Location
- Cemetery Road Dereham, Norfolk, NR19 2EU England
- Coordinates: 52°41′18″N 0°56′41″E﻿ / ﻿52.6882°N 0.9448°E

Information
- Type: Academy
- Trust: Unity Education Trust
- Department for Education URN: 141268 Tables
- Ofsted: Reports
- Chair of Governors: Karen Thompson
- Headteacher: Jake Watts
- Gender: Coeducational
- Age: 11 to 16
- Enrollment: 1,129
- Capacity: 1,280
- Website: http://www.northgate.norfolk.sch.uk/

= Northgate High School, Dereham =

Northgate High School, formerly Northgate High School and Dereham Sixth Form College, is an academy situated in Dereham, Norfolk, England. It is a co-educational comprehensive school, for ages 11–18. It is one of two high schools in the town.

==History==
The school converted to academy status in September 2014. In October 2016 Northgate announced its intention to form a Multi-Academy Trust, called the Unity Academy Trust.
The Unity Academy Trust name was already in use elsewhere, therefore the trust was launched as the Unity Education Trust on 1 March 2017, comprising the following five establishments:

- Northgate High School & Dereham Sixth Form College
- Grove House Infant & Junior School
- Kings Park Infant School
- Beeston Primary School
- Garvestone Primary School

==Curriculum==
Virtually all maintained schools and academies follow the National Curriculum, and are inspected by Ofsted on how well they succeed in delivering a 'broad and balanced curriculum'. The school has to decide whether Key Stage 3 contains years 7, 8 and 9- or whether year 9 should be in Key Stage 4 and the students just study subjects that will be examined by the GCSE exams at 16. Northgate High School has a three-year Key Stage 3 but pupils start their Key Stage 4 options at the Easter of Year 9.

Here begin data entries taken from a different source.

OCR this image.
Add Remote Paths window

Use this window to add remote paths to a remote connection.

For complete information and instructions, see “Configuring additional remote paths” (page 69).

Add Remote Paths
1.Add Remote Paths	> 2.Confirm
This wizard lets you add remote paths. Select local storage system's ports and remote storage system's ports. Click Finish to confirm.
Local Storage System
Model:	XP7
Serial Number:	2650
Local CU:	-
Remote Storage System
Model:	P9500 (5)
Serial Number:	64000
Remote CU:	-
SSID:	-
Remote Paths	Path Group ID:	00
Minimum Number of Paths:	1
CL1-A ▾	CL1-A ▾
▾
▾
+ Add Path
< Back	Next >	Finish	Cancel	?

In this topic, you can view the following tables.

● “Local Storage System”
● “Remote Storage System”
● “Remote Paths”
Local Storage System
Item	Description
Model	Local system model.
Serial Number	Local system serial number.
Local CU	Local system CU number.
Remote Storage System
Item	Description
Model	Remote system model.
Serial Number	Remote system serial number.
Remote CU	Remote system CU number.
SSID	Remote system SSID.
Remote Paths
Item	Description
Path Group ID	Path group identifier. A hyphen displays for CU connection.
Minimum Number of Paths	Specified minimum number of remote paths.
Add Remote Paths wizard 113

==Key Stage 5 - Sixth Form==

Dereham Sixth Form College is a post-16 sixth form centre in the Norfolk town of Dereham, England. The centre is operated by Northgate High School, offering AS level, BTEC and A level courses.
From 1977 to 2016 the college was jointly managed and governed by the two high schools in Dereham, Neatherd and Northgate. Teaching was divided equally between both schools. Northgate High School was awarded the college in July 2016 by Norfolk County Council following the declaration in February 2016 by the governing body of Dereham Neatherd High School that it desired to set up its own sixth form. Later, in the same month, Northgate announced that it was setting up a Multi Academy Trust with Dereham Sixth Form College.

Most teaching is carried out within the college site, with some classes taught at Northgate. Students at the college are on the roll of Northgate High School, and the results of the college are claimed by Northgate.

==Notable former pupils==
- Chris Rankin, actor, famous for role as Percy Weasley in the Harry Potter films
- Bobby Copping, former professional footballer
- Chris Baker, high jumper
- Todd Cantwell, professional footballer.